15.6.07

A bomba do amor


Nem sempre os falcões guerreiam. Os falcões também podem ser pombas alvas, aspergindo com os seus magnânimos dedos um adocicado amor. Afinal os falcões guerreiros também têm coração de manteiga. Sentimentos. E, afinal, os falcões não são desapiedados espíritos entregues à insolência bélica. Os falcões também podem ser pombas:

A Força Aérea dos EUA admitiu ter-se interessado nos anos 90 por um projecto de "bomba do amor" que devia despertar um irreprimível desejo sexual nas fileiras do adversário, neutralizando a sua vontade de combater (…). O objectivo era a criação de uma arma afrodisíaca capaz de afectar os comportamentos do adversário (…).” Eis senão quando o inesperado se anuncia. Eis senão quando descobrimos que se pode fazer a guerra motivando o adversário – o “inimigo”, na retórica das armas – ao sexo. Assim se confirma que os opostos se atraem. O amor – ou melhor, os instintos sexuais – usado como poderosa arma de arremesso contra o adversário que combate do outro lado das trincheiras.

De repente, fui acometido por uns laivos de ingenuidade: apeteceu-me, uma vez na vida que fosse, aplaudir a existência de militares.
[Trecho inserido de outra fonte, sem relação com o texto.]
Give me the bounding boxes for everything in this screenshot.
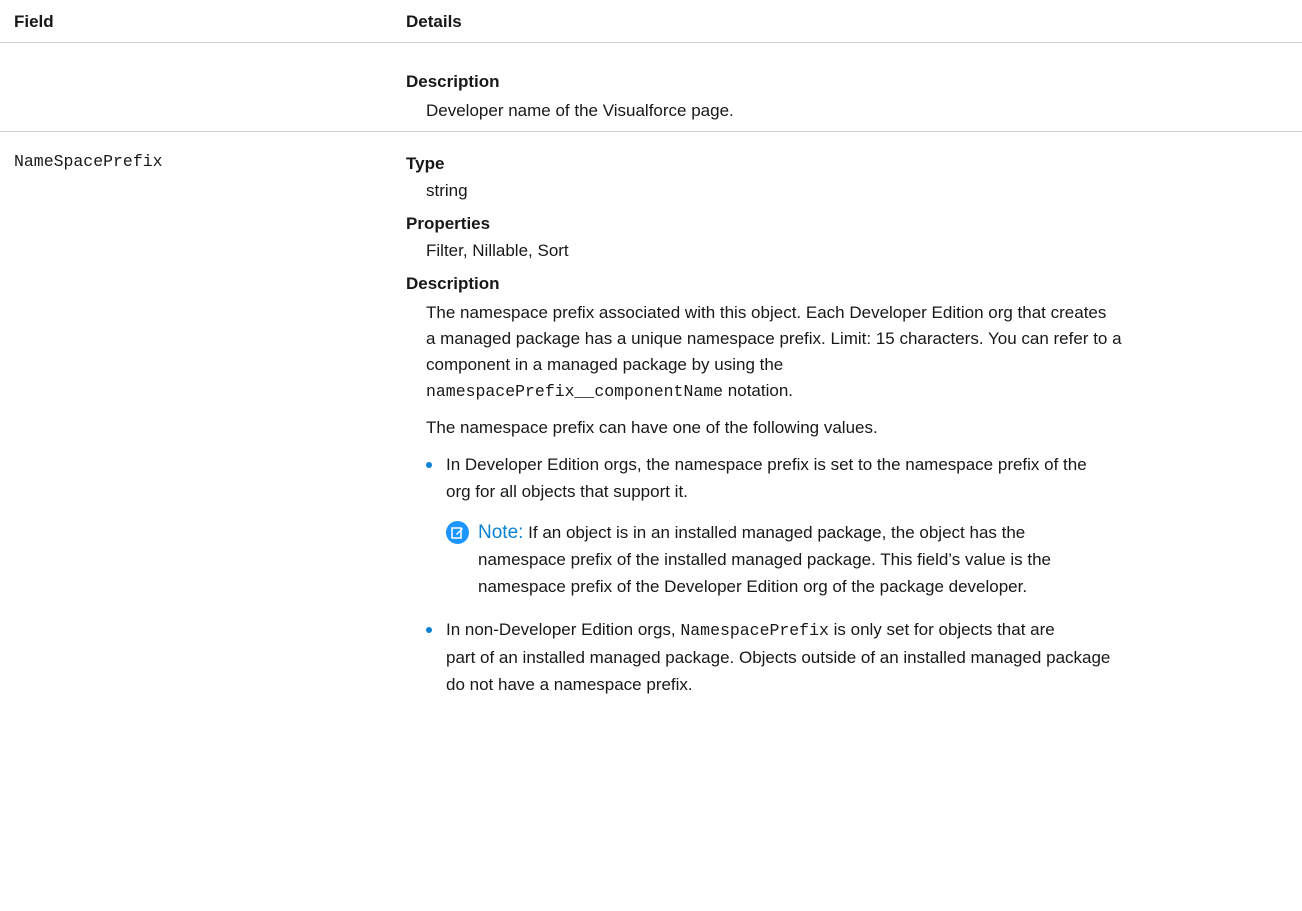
properties-value: Filter, Nillable, Sort [426, 241, 569, 260]
list-item-text: is only set for objects that are [828, 620, 1055, 639]
list-item-line: In non-Developer Edition orgs, Namespace… [446, 616, 1286, 644]
list-item-line: org for all objects that support it. [446, 482, 688, 501]
field-name: NameSpacePrefix [14, 152, 163, 171]
list-item-line: In Developer Edition orgs, the namespace… [446, 455, 1087, 474]
description-label: Description [406, 72, 500, 91]
list-item: In non-Developer Edition orgs, Namespace… [426, 616, 1286, 698]
table-header: Field Details [0, 0, 1302, 43]
list-item-line: part of an installed managed package. Ob… [446, 648, 1111, 667]
values-list: In Developer Edition orgs, the namespace… [426, 451, 1286, 698]
details-column-header: Details [406, 12, 462, 31]
note-text: If an object is in an installed managed … [523, 523, 1026, 542]
description-line: The namespace prefix associated with thi… [426, 303, 1107, 322]
note-label: Note: [478, 522, 524, 543]
description-line: a managed package has a unique namespace… [426, 329, 1122, 348]
list-item-text: In non-Developer Edition orgs, [446, 620, 681, 639]
note-line: namespace prefix of the Developer Editio… [478, 577, 1028, 596]
code-snippet: namespacePrefix__componentName [426, 382, 724, 401]
description-paragraph: The namespace prefix associated with thi… [426, 300, 1286, 698]
bullet-dot-icon [426, 627, 432, 633]
note-callout: Note: If an object is in an installed ma… [446, 519, 1286, 600]
note-line: namespace prefix of the installed manage… [478, 550, 1051, 569]
description-text: notation. [723, 381, 794, 400]
details-cell: Type string Properties Filter, Nillable,… [406, 154, 1286, 698]
list-item-line: do not have a namespace prefix. [446, 675, 693, 694]
properties-label: Properties [406, 214, 491, 233]
description-text: Developer name of the Visualforce page. [426, 101, 734, 120]
type-label: Type [406, 154, 445, 173]
note-line: Note: If an object is in an installed ma… [478, 519, 1286, 546]
details-cell: Description Developer name of the Visual… [406, 72, 1286, 124]
bullet-dot-icon [426, 462, 432, 468]
values-intro: The namespace prefix can have one of the… [426, 418, 878, 437]
description-line: namespacePrefix__componentName notation. [426, 378, 1286, 405]
type-value: string [426, 181, 468, 200]
description-label: Description [406, 274, 500, 293]
field-column-header: Field [14, 12, 54, 31]
edit-note-icon [446, 521, 469, 544]
table-row: Description Developer name of the Visual… [0, 43, 1302, 132]
code-snippet: NamespacePrefix [680, 621, 829, 640]
description-line: component in a managed package by using … [426, 355, 784, 374]
list-item: In Developer Edition orgs, the namespace… [426, 451, 1286, 600]
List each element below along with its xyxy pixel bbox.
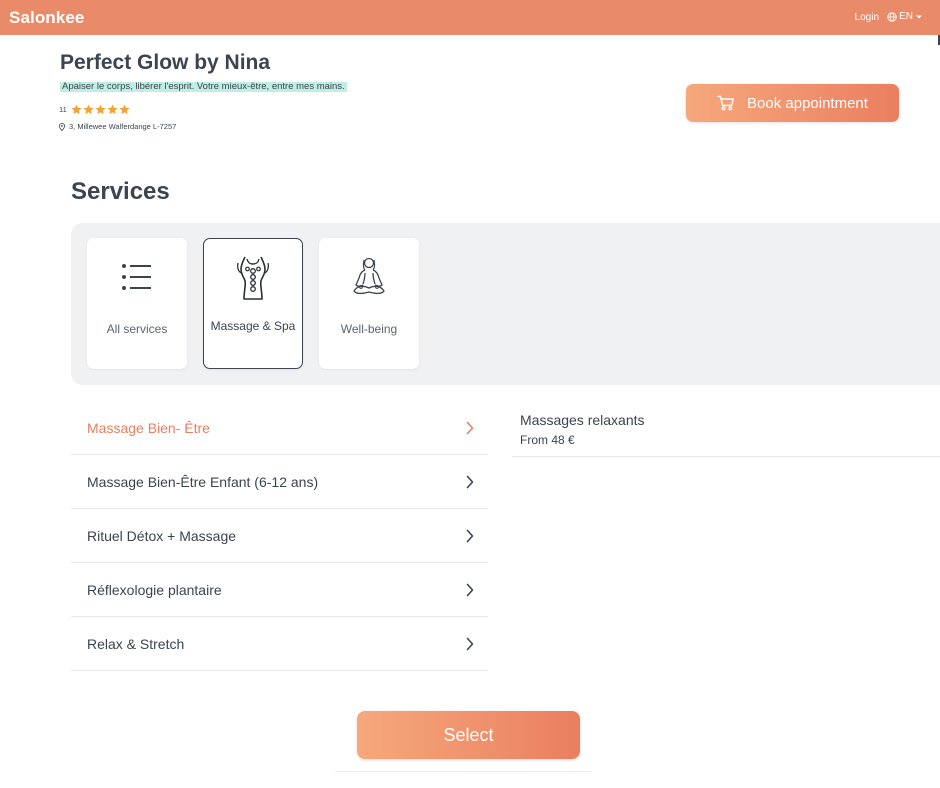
service-label: Rituel Détox + Massage <box>87 527 237 544</box>
service-option-name: Massages relaxants <box>520 412 645 428</box>
service-item-rituel-detox[interactable]: Rituel Détox + Massage <box>71 509 488 563</box>
chevron-right-icon <box>466 421 474 434</box>
star-icon <box>83 104 94 115</box>
category-all-services[interactable]: All services <box>87 238 187 369</box>
top-navigation-bar: Salonkee Login EN <box>0 0 940 35</box>
category-label: All services <box>106 322 168 336</box>
address-text: 3, Millewee Walferdange L-7257 <box>69 122 177 131</box>
select-button[interactable]: Select <box>357 711 580 759</box>
star-icon <box>107 104 118 115</box>
login-link[interactable]: Login <box>855 12 879 23</box>
salon-address[interactable]: 3, Millewee Walferdange L-7257 <box>59 122 176 131</box>
salon-tagline: Apaiser le corps, libérer l'esprit. Votr… <box>60 81 347 92</box>
brand-logo[interactable]: Salonkee <box>9 8 84 28</box>
category-massage-spa[interactable]: Massage & Spa <box>203 238 303 369</box>
chevron-right-icon <box>466 583 474 596</box>
rating-stars <box>71 104 130 115</box>
service-item-massage-bien-etre[interactable]: Massage Bien- Être <box>71 401 488 455</box>
star-icon <box>95 104 106 115</box>
service-list: Massage Bien- Être Massage Bien-Être Enf… <box>71 401 488 671</box>
book-appointment-button[interactable]: Book appointment <box>686 84 899 122</box>
chevron-right-icon <box>466 529 474 542</box>
service-item-relax-stretch[interactable]: Relax & Stretch <box>71 617 488 671</box>
category-panel: All services Massage & Spa Well-being <box>71 223 940 385</box>
massage-icon <box>235 256 271 300</box>
meditation-icon <box>349 256 389 298</box>
location-pin-icon <box>59 122 65 131</box>
services-heading: Services <box>71 178 170 205</box>
service-label: Massage Bien-Être Enfant (6-12 ans) <box>87 473 319 490</box>
service-label: Massage Bien- Être <box>87 419 210 436</box>
service-option-price: From 48 € <box>520 433 575 447</box>
globe-icon <box>887 11 897 22</box>
service-item-reflexologie[interactable]: Réflexologie plantaire <box>71 563 488 617</box>
list-icon <box>121 256 153 298</box>
service-detail-option[interactable]: Massages relaxants From 48 € <box>512 403 940 457</box>
star-icon <box>119 104 130 115</box>
star-icon <box>71 104 82 115</box>
rating-count: 11 <box>59 105 67 114</box>
language-selector[interactable]: EN <box>887 11 923 22</box>
caret-down-icon <box>916 15 922 18</box>
salon-rating[interactable]: 11 <box>59 104 130 115</box>
service-item-massage-enfant[interactable]: Massage Bien-Être Enfant (6-12 ans) <box>71 455 488 509</box>
category-well-being[interactable]: Well-being <box>319 238 419 369</box>
book-appointment-label: Book appointment <box>747 94 868 112</box>
chevron-right-icon <box>466 475 474 488</box>
service-label: Relax & Stretch <box>87 635 185 652</box>
service-label: Réflexologie plantaire <box>87 581 222 598</box>
chevron-right-icon <box>466 637 474 650</box>
category-label: Well-being <box>340 322 398 336</box>
language-label: EN <box>899 11 913 22</box>
salon-name: Perfect Glow by Nina <box>60 51 271 74</box>
divider <box>335 771 591 772</box>
cart-icon <box>717 95 735 111</box>
category-label: Massage & Spa <box>210 319 296 333</box>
Destes militares que conceberam semelhante arma. Militares que fazem detonar uma bomba que instala no inimigo o irreprimível desejo libidinoso, são militares humanos. Diria, é uma forma de humanizar a guerra. Assim como assim, os “inimigos” hão-de preferir morrer possuídos por um terrível desejo sexual do que da forma tradicional, despedaçados os corpos por um míssil ou por uma rajada de metralhadora desembestada pelos heróicos tropas dos Estados Unidos.

Tudo tem o seu reverso. A ingenuidade refreia-se com o amadurecimento trazido pelo exercício do pensamento. Logo de seguida, o necessário convite ao desengano da candura. A bomba do amor é uma bomba, tão letal como as outras, tão possuída pelo belicismo como todas as demais. Até diria que fazer a guerra usando a bomba do amor é a maior das perversões. Usar o desejo sexual para liquidar os adversários que foram emproados na condição de inimigo é uma desonra. Uma traição aos instintos sexuais, que às vezes podem ser usados como arma do amor. Das mentes retorcidas dos estrategas militares podemos esperar tudo, sobretudo o impensável – ou não fossem eles os orquestradores de uma das coisas mais absurdas que fica registada, e a negro, na história da humanidade: as guerras.

Esta arma devia entrar no rol das armas proibidas por convenções internacionais. Como há tratados internacionais que impedem a proliferação de armas nucleares, como há acordos internacionais que vedam a utilização de armas químicas. A bomba do amor é uma arma química, pois espalha uma substância que altera os comportamentos dos “inimigos”, desmotivando-os para o combate a partir do momento em que são possuídos por um súbito apetite lascivo. É a forma mais traiçoeira de liquidar o adversário. Enquanto anda desorientado à procura de saciar os apetites que a substância afrodisíaca alimentou, as tropas dos Estados Unidos têm a tarefa facilitada para esmagar o “inimigo”. Quem tem coragem de matar duas moscas em plena cópula? Só uma mente doentia.

Assim se confirma que os falcões se podem travestir de pombas. São sempre falsas pombas, mais interessadas em congeminar artefactos bélicos destinados a levar de vencida essa invenção mais absurda de que um ser humano se podia lembrar: o inimigo imaginário. E como há tratados que tentam “humanizar a guerra” – que patético eufemismo! –, há convenções internacionais que tentam garantir alguma dignidade aos actores envolvidos numa guerra (outro contra-senso). A Convenção de Genebra, que impede atrocidades a presos de guerra e lhes garante direitos mínimos, devia ser renegociada. Para proibir expressamente o uso da bomba do amor. Em homenagem ao amor, que não merece ser misturado com a obnóxia guerra.

O jornalismo banal a que temos direito puxou do lugar-comum para encontrar as reminiscências da bomba do amor na “melhor escola da expressão make love, not war, isto é, "não façam a guerra, façam amor"”. O jornalista está equivocado: a bomba do amor convoca o “make war through love”, isto é, “guerreiem-se usando o amor”.